Caterina Angela Pierozzi, The Annunciation, 1677, watercolor and gouache on parchment in a frame of metal and blue glass, Gift of Funds from Roger Sant, Patrons’ Permanent Fund, and Gift of Funds from Deborah Burklund, 2023.3.1

We don’t know much about Caterina Angela Pierozzi. She lived in Florence, Italy, and we think her uncle trained her in painting from an early age. According to contemporary biographies she was married to another painter, Michelangelo Corsi.

We do know that she was successful—Pierozzi was accepted into the esteemed Accademia di San Luca in 1684. Eve Straussman-Pflanzer, our curator and head of Italian and Spanish Paintings, recently uncovered documents that show that Pierozzi had an important patron, the Medici family. The documents reveal that Pierozzi worked for the Medici Grand Duchess of Tuscany, Vittoria della Rovere. 
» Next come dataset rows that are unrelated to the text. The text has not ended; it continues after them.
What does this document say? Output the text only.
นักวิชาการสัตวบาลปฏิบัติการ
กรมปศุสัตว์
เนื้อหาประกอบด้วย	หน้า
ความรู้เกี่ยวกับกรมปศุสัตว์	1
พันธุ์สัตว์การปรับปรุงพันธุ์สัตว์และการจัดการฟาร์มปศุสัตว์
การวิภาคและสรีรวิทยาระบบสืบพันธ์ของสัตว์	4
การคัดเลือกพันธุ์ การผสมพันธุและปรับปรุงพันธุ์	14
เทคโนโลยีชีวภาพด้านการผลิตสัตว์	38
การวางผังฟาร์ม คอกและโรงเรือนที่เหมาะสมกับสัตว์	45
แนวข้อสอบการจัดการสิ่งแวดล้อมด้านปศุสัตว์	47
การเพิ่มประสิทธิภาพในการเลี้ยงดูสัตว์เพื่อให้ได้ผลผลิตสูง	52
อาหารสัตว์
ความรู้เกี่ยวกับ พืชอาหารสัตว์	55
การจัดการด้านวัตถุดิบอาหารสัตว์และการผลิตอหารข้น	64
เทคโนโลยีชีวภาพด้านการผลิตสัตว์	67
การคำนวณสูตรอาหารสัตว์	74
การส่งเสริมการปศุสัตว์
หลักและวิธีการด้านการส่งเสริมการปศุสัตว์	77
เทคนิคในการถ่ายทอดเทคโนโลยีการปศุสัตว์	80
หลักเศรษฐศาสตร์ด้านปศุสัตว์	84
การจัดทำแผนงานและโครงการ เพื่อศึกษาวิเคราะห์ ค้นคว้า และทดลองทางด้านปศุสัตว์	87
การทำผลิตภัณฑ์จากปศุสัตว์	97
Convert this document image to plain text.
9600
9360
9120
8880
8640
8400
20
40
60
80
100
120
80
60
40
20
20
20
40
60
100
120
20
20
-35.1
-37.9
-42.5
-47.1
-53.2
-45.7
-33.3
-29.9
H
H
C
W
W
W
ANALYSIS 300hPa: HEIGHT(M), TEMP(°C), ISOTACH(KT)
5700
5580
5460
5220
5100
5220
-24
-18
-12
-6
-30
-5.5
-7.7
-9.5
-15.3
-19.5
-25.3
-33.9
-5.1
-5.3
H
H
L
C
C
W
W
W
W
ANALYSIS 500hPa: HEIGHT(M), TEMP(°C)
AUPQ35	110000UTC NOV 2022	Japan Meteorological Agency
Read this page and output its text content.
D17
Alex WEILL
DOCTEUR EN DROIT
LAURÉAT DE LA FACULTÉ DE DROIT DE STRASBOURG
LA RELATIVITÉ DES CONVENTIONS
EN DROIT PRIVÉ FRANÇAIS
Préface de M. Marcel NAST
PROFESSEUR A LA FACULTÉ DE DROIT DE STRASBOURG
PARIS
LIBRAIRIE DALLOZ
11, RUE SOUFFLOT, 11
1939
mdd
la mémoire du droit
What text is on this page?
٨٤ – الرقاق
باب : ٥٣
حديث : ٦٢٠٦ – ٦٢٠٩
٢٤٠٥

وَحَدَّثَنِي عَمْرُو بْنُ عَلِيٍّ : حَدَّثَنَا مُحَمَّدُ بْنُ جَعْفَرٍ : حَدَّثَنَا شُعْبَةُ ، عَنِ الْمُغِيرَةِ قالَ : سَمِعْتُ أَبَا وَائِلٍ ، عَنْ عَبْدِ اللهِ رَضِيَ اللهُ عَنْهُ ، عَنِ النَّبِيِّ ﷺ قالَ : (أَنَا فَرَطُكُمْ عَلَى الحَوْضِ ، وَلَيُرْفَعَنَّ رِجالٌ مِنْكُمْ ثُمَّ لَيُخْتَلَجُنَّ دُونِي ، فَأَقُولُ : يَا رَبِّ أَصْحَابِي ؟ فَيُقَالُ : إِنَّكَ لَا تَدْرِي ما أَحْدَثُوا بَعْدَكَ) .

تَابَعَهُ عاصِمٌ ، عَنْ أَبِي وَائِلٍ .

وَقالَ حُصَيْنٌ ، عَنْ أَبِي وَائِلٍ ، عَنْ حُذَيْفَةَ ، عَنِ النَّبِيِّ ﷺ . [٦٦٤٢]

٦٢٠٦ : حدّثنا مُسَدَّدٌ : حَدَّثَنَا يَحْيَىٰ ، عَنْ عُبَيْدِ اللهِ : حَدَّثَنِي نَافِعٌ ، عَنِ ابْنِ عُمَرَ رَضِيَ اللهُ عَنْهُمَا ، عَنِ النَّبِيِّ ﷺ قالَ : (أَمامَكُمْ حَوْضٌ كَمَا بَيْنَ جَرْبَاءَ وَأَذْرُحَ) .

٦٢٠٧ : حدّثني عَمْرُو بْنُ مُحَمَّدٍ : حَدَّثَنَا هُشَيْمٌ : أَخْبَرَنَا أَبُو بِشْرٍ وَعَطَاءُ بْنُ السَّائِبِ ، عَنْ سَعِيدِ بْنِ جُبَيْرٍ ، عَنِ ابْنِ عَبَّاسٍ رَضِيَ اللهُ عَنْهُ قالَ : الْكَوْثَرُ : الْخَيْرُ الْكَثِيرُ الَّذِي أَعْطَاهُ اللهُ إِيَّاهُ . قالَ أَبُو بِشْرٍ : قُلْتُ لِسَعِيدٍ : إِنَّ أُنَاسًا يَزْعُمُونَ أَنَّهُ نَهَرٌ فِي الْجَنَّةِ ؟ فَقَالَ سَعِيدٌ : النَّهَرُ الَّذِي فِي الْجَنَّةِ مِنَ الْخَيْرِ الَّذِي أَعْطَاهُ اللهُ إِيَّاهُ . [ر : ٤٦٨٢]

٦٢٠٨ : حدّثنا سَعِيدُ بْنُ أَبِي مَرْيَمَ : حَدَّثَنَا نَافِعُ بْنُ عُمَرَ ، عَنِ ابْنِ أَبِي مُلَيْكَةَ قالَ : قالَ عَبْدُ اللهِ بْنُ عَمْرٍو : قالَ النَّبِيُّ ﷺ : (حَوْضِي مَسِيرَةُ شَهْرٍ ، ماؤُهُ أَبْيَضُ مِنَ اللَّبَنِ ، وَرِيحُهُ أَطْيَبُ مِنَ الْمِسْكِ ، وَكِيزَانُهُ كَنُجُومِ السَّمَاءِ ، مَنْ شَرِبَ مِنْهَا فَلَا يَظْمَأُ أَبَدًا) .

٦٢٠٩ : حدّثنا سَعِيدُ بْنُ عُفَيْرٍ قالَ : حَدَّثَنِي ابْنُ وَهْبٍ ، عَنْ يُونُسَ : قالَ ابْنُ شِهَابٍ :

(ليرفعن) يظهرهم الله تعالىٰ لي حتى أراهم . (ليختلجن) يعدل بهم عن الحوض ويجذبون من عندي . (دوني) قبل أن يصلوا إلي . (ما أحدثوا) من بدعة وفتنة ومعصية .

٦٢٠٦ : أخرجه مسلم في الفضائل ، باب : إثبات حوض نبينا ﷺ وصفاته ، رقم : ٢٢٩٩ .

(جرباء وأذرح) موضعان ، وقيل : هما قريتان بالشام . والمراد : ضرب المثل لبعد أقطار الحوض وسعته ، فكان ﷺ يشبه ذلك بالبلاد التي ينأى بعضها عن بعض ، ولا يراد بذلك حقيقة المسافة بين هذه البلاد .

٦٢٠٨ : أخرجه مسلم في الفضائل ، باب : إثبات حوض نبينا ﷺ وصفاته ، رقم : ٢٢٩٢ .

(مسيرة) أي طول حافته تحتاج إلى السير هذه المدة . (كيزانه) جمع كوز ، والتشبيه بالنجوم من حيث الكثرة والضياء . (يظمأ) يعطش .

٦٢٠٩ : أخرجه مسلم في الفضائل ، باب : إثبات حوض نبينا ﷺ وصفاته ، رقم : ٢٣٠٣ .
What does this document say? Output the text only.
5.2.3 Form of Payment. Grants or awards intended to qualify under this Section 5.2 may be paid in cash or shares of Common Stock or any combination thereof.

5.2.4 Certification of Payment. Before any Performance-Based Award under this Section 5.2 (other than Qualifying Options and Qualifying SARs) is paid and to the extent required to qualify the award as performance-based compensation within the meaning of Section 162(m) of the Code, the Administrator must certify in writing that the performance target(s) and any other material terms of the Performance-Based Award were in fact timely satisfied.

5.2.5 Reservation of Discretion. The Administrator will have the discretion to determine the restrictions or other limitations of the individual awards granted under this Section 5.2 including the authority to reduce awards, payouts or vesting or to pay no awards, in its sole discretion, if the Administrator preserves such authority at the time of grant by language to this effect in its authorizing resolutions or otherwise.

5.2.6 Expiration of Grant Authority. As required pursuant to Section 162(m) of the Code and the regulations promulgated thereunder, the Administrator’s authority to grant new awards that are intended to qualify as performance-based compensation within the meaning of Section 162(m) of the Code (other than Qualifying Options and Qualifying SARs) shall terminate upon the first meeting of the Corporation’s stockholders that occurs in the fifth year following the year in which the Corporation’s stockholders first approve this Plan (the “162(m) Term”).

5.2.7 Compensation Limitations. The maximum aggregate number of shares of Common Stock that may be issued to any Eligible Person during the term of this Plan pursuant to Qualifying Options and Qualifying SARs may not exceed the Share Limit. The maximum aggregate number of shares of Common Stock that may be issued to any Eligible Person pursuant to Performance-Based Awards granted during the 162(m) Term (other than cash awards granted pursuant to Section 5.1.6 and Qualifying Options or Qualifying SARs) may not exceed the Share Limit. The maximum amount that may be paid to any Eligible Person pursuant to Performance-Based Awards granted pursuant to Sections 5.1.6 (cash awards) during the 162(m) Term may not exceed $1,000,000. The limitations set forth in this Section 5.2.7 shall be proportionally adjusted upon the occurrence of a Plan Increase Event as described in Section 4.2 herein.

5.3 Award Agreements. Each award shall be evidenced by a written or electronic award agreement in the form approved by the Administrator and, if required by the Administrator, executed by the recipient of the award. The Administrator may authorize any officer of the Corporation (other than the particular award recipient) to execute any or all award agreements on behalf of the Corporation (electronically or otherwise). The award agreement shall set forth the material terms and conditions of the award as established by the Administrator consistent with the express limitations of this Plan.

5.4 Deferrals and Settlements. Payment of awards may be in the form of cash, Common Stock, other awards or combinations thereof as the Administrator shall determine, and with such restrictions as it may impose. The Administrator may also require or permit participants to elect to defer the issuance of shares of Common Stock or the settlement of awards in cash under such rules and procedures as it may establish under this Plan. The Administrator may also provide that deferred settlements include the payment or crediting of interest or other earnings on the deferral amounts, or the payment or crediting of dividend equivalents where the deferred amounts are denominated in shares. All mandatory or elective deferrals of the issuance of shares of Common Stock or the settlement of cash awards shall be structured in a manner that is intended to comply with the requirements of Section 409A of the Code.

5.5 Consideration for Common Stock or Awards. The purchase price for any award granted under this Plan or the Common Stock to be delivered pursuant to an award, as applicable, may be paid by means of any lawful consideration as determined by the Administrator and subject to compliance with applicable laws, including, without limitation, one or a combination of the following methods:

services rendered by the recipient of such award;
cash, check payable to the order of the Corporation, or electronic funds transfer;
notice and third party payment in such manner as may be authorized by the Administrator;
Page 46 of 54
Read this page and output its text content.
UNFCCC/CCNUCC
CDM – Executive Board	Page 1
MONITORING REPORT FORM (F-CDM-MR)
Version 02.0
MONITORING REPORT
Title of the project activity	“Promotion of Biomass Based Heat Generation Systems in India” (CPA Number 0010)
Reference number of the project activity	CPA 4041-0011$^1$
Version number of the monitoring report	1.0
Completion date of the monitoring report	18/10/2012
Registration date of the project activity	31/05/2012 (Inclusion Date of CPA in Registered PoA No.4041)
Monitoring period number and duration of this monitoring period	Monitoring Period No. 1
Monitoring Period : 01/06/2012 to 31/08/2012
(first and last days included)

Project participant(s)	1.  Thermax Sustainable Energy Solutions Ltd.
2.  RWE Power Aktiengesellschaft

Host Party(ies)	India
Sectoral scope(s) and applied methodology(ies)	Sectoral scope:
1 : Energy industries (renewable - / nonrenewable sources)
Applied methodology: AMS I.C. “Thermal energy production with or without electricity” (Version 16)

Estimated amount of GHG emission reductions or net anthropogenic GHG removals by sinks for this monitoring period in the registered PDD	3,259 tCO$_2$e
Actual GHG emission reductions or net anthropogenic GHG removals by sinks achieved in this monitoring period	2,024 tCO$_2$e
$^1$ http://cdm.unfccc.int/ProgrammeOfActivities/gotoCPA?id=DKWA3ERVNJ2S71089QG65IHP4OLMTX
Yet we only know of one work by Pierozzi—and it recently became part of our collection! The Annunciation is a tiny painting, only 5¼ by 7 inches. It is a close-up of the archangel Gabriel (on the left) giving the Virgin Mary a message from God: that she will bear his son, Jesus. The composition of this Annunciation was inspired by a miraculous fresco in Florence’s Basilica della Santissima Annunziata. Legend has it that the fresco was magically completed while the monk painting it was asleep. The Medici family became custodians of the fresco and commissioned many copies like this one.

There is no doubt that the work is by Pierozzi. You can see her name and date along the bottom of a gold border of the scene. Another clue? The Medici court was known to be interested in plants and flowers. Pink, lavender, and blue flowers fill the intricately painted border.